Four Saints offers charming portraits of two figures from the Spanish Counter-Reformation: St. Teresa and St. Ignatius. St. Teresa is a particularly fascinating figure, a nun, author, and mystic, who was famously immortalized in stone by Gian Lorenzo Bernini in his The Ecstasy of St. Teresa. Though she has interested poets, philosophers and painters for centuries, interest in St. Teresa was rekindled in the early 20th century by feminist authors such as Stein and Simone de Beauvoir.
Though Thomson’s neoclassical score to Four Saints contains memorable moments, the true charm of the opera comes from the witty words of Stein. Her text relies heavily on repetition to the point that syntax and semantic meaning almost begin to break down. The first line, for example, “To know to know to love her so,” captures the type of playful prattle that children make, and embodies the exuberant affect of Morris’ choreography.
Michelle Yard performed the role of St. Teresa while Samuel Black performed St. Ignatius, the male lead. Yard gave perhaps the most memorable performance all evening. While plenty could be said about her physical beauty, strength and agility, what is most remarkable about Yard is the quiet exuberance and gracefully humility with which she performs. Indeed, Yard is almost saintly in her selfless generosity as an artist.

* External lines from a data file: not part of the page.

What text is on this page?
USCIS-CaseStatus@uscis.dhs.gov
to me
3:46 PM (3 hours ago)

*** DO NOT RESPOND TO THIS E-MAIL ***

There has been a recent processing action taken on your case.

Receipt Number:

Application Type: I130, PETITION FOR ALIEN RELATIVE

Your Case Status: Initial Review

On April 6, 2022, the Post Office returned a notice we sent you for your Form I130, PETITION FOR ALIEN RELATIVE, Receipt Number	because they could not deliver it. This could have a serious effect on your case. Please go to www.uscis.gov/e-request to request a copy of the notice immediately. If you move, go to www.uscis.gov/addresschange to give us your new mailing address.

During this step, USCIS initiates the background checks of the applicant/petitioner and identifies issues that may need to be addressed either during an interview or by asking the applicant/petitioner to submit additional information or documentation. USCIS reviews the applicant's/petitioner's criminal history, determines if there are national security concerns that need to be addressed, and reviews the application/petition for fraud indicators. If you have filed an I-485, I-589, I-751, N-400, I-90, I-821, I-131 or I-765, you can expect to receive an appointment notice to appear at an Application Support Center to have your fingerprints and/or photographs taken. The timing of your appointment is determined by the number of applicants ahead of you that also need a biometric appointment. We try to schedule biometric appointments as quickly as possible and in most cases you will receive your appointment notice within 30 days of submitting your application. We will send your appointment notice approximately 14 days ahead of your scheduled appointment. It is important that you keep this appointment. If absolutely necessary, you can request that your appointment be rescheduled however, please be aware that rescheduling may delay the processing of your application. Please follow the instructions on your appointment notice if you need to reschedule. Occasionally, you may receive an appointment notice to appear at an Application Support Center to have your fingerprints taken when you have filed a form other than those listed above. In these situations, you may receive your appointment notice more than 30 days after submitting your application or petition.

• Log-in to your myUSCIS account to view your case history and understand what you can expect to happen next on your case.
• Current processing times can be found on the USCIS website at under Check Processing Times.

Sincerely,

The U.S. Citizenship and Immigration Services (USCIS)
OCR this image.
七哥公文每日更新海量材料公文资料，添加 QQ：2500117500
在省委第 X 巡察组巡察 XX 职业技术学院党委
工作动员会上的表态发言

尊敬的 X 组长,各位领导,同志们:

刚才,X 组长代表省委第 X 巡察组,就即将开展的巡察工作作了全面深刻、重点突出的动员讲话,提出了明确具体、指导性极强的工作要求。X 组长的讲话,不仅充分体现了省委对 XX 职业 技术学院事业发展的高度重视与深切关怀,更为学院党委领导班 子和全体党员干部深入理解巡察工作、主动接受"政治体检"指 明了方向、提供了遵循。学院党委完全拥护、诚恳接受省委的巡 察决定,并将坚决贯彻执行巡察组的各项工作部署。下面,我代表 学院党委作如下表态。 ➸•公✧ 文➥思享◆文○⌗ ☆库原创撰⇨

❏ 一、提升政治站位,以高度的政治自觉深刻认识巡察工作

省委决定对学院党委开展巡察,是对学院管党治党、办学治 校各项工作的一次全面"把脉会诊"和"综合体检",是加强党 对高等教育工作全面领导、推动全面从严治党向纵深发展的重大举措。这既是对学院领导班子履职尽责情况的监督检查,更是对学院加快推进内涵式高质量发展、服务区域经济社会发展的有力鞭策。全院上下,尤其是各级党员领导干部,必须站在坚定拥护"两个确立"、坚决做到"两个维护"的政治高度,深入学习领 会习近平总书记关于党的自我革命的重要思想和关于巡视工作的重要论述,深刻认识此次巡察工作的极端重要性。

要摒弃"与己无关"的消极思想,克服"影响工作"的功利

The dance maintained fairly strict gender divisions, with female and male ensembles accompanying Yard and Black respectively throughout the performance. This strict hetero-normative division of “stage couples” is unusual for Morris, though it contributed to the folk-like character of the work overall. The pastoral atmosphere was underscored by Maira Kalman’s sets – abstract representations of the Spanish countryside.
Four Saints, mock-epic in scope, almost dwarfed the premiere of Morris’ A Choral Fantasy, a mere twenty minutes in length. But what the Fantasy lacks in size, it makes up for in majesty. The piece begins with a grandiloquent Adagio for the piano solo, followed by a many-sectioned Finale. Typically for his style, Morris realizes certain structural elements of the score through his choreography; assigning certain dancers movement to correspond with motion in a particular instrumental line. In some ways, the formal elegance of Morris’ Fantasy was reminiscent of Balanchine; his influence on Morris’ style is obvious.